Oriundo de famílias de cristãos-novos, nasceu em Castelo de Vide, estudou Medicina em universidades castelhanas, prestou provas perante as autoridades médicas e obteve autorização para “praticar medicina” e “andar de mula”, porque lhe seria difícil manter um cavalo, meio de transporte obrigatório para os funcionários régios.
Em 1534, Garcia de Orta embarca para a Índia como “physico” (médico) do seu grande amigo e protetor Martim Afonso de Sousa. É em Goa que vive, investiga e pratica medicina, durante cerca de 30 anos, até à sua morte, por volta de 1568. O seu aturado estudo da botânica local fica plasmado na obra “Colóquios dos simples e drogas he cousas medicinais da Índia”. Essa obra, em forma de diálogo, dá conta dos nomes e características das plantas, os “simples”, e dos compostos que delas resultavam, as “drogas”.

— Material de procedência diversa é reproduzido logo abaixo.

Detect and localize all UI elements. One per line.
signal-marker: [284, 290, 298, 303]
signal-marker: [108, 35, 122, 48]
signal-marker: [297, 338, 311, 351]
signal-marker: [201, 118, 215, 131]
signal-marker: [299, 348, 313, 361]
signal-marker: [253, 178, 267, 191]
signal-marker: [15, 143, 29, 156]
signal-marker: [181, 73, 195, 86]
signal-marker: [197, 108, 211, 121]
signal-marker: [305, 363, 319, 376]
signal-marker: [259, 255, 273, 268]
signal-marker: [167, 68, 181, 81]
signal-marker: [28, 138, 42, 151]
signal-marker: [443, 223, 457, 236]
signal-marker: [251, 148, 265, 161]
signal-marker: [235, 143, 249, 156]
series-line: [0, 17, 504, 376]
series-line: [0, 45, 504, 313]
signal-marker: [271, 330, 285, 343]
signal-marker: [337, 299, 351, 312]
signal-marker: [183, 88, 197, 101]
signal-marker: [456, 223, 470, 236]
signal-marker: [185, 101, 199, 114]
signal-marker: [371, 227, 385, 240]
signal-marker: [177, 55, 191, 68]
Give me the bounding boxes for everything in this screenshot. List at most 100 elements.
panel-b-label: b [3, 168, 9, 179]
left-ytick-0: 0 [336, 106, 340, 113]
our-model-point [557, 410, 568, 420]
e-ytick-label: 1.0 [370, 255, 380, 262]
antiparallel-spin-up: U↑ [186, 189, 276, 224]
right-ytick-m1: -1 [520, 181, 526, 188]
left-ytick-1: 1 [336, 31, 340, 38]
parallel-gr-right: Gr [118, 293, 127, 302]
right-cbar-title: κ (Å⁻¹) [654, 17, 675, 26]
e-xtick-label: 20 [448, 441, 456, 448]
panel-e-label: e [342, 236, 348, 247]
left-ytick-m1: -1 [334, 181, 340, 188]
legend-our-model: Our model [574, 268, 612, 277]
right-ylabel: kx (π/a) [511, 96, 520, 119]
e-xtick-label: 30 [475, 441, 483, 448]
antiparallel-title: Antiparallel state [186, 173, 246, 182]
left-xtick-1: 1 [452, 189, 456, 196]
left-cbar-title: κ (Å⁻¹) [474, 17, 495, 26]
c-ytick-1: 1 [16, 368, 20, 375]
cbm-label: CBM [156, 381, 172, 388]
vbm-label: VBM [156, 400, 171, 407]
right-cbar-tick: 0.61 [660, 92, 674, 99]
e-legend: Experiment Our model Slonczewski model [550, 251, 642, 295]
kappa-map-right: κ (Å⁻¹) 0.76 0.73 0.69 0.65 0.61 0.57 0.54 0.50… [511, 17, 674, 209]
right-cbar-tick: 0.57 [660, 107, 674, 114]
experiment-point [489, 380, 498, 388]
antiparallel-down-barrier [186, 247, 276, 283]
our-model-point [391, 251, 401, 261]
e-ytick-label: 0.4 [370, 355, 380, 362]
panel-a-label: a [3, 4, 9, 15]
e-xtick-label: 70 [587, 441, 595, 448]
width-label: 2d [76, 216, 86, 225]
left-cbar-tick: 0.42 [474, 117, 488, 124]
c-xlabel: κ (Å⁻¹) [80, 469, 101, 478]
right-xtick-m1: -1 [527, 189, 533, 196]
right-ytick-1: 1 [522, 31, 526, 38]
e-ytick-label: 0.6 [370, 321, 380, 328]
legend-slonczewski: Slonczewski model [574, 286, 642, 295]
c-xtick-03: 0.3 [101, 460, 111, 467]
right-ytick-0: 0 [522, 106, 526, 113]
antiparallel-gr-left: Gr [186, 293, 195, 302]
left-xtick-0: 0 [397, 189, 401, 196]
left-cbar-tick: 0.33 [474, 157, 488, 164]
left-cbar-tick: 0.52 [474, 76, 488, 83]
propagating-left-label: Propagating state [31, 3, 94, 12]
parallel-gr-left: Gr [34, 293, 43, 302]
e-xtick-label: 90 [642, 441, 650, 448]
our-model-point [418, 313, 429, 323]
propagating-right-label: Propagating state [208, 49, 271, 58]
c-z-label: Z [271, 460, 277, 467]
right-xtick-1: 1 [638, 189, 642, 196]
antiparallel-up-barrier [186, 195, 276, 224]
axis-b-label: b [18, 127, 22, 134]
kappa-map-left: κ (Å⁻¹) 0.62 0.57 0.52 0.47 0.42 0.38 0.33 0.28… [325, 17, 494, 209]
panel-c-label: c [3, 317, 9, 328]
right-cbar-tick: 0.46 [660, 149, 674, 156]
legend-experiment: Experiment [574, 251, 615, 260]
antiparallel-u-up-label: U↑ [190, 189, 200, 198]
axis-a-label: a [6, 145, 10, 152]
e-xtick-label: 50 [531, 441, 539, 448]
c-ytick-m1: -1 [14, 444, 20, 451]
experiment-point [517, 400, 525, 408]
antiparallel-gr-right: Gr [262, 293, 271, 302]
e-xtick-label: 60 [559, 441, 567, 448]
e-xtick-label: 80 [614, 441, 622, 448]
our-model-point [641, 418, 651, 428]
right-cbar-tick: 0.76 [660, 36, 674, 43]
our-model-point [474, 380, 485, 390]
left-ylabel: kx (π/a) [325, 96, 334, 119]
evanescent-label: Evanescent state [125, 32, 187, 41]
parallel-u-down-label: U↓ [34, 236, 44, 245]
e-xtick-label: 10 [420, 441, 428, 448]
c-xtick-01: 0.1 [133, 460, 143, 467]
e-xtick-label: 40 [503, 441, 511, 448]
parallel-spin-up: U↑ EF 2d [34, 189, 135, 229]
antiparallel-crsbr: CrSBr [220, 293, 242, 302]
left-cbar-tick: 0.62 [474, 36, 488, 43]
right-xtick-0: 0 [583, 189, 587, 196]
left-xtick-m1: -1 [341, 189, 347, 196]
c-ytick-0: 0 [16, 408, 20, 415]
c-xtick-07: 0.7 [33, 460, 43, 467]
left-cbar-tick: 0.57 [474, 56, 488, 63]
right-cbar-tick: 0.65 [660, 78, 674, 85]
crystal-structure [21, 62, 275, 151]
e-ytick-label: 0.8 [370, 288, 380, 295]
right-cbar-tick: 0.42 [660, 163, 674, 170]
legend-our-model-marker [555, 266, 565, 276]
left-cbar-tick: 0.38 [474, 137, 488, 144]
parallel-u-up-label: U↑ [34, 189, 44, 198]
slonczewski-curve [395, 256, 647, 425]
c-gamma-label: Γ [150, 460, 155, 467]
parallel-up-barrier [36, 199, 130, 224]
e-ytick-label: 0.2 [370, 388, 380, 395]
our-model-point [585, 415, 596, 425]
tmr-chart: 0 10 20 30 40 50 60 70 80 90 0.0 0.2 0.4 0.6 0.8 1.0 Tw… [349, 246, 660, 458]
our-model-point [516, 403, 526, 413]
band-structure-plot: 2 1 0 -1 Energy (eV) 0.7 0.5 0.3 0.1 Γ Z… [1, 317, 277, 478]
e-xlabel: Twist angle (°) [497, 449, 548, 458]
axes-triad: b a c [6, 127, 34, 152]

As especiarias eram comummente conhecidas na Europa pelo seu aroma e pelo seu sabor e talvez por algumas qualidades terapêuticas, mas pouco se sabia das plantas que lhes davam origem. Ao longo dos 59 colóquios dessa obra, são descritos, aprofundadamente, mais de cinquenta plantas e minerais e respetivas propriedades terapêuticas.
Voltando à horta, Garcia de Orta tinha, de facto, uma horta. Além da mesa de trabalho onde ia observando e classificando plantas e minerais, a sua casa tinha um quintal, onde fazia sementeiras e plantações do que lhe parecia interessante. E hoje, em vez de uma horta, Garcia de Orta tem dois jardins com o seu nome: um em Pangim, Goa, e outro no Parque das Nações, em Lisboa. Não terá sido em nenhum deles que Inquisição espalhou o pó dos seus ossos, exumados e queimados em auto de fé, doze anos após a sua morte. Dizem que a cinza é boa para as plantas, mas o que fez crescer e multiplicar muitas plantas foi a persistência, a dedicação e o estudo do maior botânico português de todos os tempos.